Under certain circumstances jimson weed will act as a deliriant or hallucinogen. One such incident [scroll down to book 2 page 24] occurred in Jamestown in 1676 after British soldiers ate a boiled salid containing the leaves of Jamestown weed (shortened to jimson weed). The soldiers demonstrated very strange behavior, took 11 days to recover, and retained no memories of the incident. This was most likely the result of the tropane alkaloids in the jimson weed. Most recreational drug users who have experimented with the deliriant/hallucinogenic properties of Datura plants describe the experience as sufficiently dangerous and frightening that they don't wish to repeat it.
Between the 14th and 18th century and across the globe, hundreds of thousands of people were burned, hanged, or tortured as practitioners of witchcraft. A belief in sorcery and certain religious convictions were used to justify the persecution of anyone behaving unusually.

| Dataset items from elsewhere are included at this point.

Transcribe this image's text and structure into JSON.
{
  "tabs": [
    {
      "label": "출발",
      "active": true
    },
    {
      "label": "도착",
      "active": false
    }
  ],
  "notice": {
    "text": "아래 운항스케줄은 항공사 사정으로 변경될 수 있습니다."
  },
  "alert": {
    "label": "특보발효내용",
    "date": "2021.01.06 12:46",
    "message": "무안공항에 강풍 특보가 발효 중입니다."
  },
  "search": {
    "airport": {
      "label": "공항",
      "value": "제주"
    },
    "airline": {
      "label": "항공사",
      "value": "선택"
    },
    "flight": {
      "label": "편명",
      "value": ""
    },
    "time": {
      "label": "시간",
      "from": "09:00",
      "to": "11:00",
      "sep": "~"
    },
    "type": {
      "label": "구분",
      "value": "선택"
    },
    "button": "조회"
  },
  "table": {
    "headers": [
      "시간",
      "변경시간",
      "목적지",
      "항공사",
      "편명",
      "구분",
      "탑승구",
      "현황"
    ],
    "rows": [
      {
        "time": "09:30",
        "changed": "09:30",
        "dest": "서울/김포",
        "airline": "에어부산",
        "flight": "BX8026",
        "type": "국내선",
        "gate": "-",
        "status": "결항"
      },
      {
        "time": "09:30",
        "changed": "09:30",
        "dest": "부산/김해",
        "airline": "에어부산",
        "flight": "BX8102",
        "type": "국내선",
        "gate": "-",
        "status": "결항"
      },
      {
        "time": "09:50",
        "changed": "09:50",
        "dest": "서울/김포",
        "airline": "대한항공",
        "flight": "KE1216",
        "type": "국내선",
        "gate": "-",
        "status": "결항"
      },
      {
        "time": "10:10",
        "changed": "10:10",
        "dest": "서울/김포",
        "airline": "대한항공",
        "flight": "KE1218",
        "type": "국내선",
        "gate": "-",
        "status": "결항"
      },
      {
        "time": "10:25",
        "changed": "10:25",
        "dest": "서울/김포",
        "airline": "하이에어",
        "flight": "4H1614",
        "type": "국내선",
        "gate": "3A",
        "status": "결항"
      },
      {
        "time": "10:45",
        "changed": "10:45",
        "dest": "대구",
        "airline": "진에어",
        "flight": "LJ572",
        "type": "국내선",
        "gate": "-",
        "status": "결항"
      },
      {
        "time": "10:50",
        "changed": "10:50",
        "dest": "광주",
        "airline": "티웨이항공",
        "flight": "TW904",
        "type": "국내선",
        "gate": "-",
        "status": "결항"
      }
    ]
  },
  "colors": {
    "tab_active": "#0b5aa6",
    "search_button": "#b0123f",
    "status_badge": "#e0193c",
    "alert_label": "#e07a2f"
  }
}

The book Napoleon's buttons - 17 molecules that changed history—which is a very readable discussion of those events—suggests that the peculiar behavior that prompted persecutions may have resulted from the use of Datura species and several other members of the Solanaceae family e.g. Mandrake, Belladonna (Deadly Nightshade), and Henbane. These plants, known collectively as "witches' weeds", provided the ingredients for oily salves called (flying salves), the use of which may have caused some users to hallucinate that they were flying and to believe that they were witches. Others were tortured until they confessed to being witches. The website erowid.org provides information about plants in the Solanaceae family and anecdotal reports of human experiences with these plants.